You could also go to flagman products.He has 10 and 12 ft. collapsable fiberglass poles.


----------



## 495hp (Aug 20, 2006)

If you want fiberglass poles Google kite building supplies. You will find numerous sites where you can buy six foot sections of 1/4 inch rods. Just remember your going to have a lot of flex in 1/4 fiberglass. I would go with the steel or buy larger fiberglass poles with coupler.


----------



## calisnowhunter (Jun 7, 2006)

if you have a dome tent use the poles from that or go to wallyworld and buy a cheap tent for ten bucks. they work awesome


----------



## Drundel (Nov 14, 2010)

One more idea, buy 3/8" poles and use this adapter. (if you find the adapter anywhere else please post up).

http://www.shellcreekgamecalls.com/stalker.htm


----------



## Snowgooser (Mar 28, 2008)

Ordering from here on Monday. Hard to beat the price.

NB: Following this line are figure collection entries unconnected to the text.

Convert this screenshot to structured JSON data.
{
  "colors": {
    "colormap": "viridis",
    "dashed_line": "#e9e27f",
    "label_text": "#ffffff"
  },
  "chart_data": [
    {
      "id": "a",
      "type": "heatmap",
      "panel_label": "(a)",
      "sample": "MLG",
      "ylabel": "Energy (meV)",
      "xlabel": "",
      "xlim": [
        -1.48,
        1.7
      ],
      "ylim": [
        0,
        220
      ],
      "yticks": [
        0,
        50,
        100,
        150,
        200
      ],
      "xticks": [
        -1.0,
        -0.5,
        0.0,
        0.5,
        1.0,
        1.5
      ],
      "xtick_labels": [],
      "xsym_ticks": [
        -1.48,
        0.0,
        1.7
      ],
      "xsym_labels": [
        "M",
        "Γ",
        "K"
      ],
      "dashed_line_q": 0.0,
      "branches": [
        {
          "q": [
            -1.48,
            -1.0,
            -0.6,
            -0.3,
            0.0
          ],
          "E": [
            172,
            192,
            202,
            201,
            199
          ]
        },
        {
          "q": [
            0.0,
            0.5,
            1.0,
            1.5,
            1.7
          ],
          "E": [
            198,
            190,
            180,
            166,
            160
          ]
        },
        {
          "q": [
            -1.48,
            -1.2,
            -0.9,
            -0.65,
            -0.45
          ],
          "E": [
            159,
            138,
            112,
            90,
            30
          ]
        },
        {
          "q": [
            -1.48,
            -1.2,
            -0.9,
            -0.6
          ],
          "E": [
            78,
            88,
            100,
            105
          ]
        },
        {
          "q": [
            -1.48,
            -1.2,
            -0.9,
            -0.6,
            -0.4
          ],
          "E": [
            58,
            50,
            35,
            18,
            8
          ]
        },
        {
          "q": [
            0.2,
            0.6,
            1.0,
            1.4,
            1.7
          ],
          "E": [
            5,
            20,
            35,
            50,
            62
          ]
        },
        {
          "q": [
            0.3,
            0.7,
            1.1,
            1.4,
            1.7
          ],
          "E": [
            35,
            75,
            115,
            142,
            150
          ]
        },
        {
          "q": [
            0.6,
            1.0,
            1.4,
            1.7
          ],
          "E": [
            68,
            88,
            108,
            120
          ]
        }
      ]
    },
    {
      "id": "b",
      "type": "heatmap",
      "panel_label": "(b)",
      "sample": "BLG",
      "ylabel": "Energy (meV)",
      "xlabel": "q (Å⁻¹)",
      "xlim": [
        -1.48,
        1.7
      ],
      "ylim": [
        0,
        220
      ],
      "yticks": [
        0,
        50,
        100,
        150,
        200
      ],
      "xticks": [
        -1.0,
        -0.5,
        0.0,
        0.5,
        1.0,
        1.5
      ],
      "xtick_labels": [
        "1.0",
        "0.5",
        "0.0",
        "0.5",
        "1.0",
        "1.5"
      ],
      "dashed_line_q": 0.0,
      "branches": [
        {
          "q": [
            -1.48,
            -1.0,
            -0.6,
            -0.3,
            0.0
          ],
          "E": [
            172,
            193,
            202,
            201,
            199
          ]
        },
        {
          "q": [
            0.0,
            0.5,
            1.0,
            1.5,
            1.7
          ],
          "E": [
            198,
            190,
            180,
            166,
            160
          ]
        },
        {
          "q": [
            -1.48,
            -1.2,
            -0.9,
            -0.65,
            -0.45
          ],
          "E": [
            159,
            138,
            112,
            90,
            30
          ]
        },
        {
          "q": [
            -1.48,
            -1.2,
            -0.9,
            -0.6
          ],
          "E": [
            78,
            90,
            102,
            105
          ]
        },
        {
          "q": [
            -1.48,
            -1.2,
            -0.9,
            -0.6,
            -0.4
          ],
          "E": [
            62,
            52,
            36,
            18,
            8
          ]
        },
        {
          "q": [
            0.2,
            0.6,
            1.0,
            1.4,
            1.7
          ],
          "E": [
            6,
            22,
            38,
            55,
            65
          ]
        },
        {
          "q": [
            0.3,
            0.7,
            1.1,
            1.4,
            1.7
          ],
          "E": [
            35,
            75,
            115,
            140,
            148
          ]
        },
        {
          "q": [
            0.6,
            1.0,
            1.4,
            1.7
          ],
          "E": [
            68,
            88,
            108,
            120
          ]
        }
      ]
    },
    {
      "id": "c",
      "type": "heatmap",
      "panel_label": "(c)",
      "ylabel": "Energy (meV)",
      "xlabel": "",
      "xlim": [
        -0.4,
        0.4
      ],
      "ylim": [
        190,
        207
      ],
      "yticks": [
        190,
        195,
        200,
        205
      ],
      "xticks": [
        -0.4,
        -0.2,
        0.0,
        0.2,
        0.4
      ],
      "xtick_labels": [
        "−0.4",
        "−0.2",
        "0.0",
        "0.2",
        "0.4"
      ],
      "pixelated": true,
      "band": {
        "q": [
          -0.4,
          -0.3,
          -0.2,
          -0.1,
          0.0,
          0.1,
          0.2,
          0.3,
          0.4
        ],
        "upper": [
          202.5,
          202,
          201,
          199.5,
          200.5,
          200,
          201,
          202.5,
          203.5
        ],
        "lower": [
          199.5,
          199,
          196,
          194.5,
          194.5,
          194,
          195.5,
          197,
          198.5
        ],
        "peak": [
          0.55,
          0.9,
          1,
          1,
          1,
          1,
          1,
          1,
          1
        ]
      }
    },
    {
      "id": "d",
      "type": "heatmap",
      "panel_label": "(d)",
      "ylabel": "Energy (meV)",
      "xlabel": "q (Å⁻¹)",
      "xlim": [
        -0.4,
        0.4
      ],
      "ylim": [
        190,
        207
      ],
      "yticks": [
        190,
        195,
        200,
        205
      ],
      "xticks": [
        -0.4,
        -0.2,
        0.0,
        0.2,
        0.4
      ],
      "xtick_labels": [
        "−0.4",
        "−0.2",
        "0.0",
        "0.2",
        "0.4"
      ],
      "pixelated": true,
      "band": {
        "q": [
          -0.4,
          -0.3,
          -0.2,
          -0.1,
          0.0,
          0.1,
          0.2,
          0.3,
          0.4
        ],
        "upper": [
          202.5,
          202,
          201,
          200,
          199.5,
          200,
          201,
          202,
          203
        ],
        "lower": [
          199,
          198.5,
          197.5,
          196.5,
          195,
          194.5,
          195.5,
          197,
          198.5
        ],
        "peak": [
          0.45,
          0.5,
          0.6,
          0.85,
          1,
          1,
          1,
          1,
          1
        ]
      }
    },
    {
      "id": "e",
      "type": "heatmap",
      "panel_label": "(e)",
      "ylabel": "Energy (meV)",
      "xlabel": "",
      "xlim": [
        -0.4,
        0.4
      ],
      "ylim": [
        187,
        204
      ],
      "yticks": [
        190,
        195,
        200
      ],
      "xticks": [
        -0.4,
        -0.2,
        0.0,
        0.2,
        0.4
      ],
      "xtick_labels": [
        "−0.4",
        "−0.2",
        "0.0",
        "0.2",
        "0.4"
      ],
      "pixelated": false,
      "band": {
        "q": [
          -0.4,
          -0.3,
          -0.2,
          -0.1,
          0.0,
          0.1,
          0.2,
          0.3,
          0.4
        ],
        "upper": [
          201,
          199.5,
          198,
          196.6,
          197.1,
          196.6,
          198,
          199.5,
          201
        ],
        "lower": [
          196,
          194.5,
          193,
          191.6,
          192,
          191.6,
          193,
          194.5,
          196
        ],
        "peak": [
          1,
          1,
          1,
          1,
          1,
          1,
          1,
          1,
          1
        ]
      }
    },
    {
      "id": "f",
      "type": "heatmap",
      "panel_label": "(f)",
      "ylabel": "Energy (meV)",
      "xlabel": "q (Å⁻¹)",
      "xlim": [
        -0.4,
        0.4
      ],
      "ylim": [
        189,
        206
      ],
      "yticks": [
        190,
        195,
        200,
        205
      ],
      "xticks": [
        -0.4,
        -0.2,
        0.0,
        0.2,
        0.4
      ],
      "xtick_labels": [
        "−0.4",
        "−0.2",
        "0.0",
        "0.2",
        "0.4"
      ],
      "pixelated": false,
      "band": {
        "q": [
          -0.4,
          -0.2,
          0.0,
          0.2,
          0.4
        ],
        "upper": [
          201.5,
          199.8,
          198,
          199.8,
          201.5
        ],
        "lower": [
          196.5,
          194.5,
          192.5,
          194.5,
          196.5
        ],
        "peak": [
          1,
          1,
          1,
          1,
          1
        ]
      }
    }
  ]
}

http://www.goodwinds.com/merch/list.sht ... fiberglass


----------



## take'em down (Jan 8, 2009)

http://prairiewinddecoys.com/Products/8 ... s-rod.aspx


----------



## nehunter72 (Feb 2, 2011)

We just used 8 foot adjustable fiberglass poles and taped the one that comes with the flyer to it. works great and gives it bounce


----------



## headshot (Oct 26, 2006)

I use 1/4 inch cold rolled steel. In 6 and 8 foot lenghts it really whips around in the wind... Very effective


----------